Fully adjusted multivariate analysis comparing the lowest and highest beverage intake indicated that SSBs were associated with a significant increase in all-cause mortality, at a pooled hazard ratio of 1.20, or 1.08 for each additional serving per day (P = .01).
In contrast, the associations between all-cause mortality and consumption of artificially sweetened beverages, fruit juice, and full-fat milk were not significant, whereas coffee (HR, 0.74), tea (HR, 0.79), plain water (HR, 0.77), and low-fat milk (HR, 0.88) were linked to a reduced risk.
The team reported that there were similar associations between beverage intake and cardiovascular disease incidence, at an HR of 1.25 for SSBs, as well as for cardiovascular disease mortality, at an HR of 1.29.
Participants who increased their tea, coffee, and low-fat milk consumption during the course of the study had lower all-cause mortality than those who did not. Switching from SSBs to other beverages was also associated with lower mortality.

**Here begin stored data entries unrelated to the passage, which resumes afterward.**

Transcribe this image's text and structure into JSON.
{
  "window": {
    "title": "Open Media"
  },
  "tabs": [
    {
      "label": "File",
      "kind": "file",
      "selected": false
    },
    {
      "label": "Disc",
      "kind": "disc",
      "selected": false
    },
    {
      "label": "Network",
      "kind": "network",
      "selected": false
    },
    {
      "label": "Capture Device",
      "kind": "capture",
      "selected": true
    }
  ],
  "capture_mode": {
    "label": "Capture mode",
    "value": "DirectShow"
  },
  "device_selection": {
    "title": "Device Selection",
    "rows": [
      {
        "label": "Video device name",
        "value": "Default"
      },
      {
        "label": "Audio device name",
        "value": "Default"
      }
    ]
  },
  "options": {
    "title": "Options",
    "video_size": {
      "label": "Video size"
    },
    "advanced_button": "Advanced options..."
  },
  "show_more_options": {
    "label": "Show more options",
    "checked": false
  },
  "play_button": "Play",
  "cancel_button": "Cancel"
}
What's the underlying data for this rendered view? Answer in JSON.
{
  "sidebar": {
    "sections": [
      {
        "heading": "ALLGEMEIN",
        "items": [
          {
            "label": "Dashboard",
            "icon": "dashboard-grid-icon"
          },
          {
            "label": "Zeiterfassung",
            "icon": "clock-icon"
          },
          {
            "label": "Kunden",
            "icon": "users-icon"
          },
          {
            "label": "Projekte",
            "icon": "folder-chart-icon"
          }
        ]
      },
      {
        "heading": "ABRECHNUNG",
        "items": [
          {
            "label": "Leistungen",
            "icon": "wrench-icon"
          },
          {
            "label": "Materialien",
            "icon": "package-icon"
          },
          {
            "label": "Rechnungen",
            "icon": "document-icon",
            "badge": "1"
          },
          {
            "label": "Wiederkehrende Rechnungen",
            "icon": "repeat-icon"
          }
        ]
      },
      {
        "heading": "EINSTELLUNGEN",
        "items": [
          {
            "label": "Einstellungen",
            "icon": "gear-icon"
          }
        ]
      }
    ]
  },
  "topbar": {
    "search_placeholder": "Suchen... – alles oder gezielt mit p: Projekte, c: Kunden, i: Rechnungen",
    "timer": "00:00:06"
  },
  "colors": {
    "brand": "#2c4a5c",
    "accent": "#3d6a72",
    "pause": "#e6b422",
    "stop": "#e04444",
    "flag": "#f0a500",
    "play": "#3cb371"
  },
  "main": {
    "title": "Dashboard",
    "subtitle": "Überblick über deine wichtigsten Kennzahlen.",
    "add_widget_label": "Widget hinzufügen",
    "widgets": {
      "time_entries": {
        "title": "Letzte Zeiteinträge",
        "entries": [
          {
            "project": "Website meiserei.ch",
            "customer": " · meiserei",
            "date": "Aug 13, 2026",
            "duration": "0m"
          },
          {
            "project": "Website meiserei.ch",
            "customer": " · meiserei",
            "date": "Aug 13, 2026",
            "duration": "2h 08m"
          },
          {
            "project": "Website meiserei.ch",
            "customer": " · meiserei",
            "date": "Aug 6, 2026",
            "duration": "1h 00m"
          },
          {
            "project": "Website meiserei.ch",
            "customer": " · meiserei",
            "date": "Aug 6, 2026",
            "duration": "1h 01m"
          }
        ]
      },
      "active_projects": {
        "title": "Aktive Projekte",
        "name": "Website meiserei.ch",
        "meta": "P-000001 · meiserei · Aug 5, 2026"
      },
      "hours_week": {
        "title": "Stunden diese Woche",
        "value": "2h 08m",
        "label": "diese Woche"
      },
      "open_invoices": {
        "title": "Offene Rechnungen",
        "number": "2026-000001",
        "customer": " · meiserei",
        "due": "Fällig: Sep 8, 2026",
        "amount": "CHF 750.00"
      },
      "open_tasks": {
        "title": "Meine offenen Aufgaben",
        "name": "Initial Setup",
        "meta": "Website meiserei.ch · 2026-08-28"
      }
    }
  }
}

The researchers note, however, that there are “several potential limitations” to their study, including that “individual beverage consumption may be correlated with other dietary and lifestyle risk factors for cardiovascular disease incidence and mortality among adults with [type 2] diabetes.”
The study was sponsored by the National Institutes of Health. Dr. Ma has reported no relevant financial relationships. Disclosures for the other authors are listed with the article. Dr. Forouhi has declared receiving support from the U.K. Medical Research Council Epidemiology Unit and U.K. National Institute for Health and Care Research Biomedical Research Centre Cambridge.
A version of this article first appeared on Medscape.com.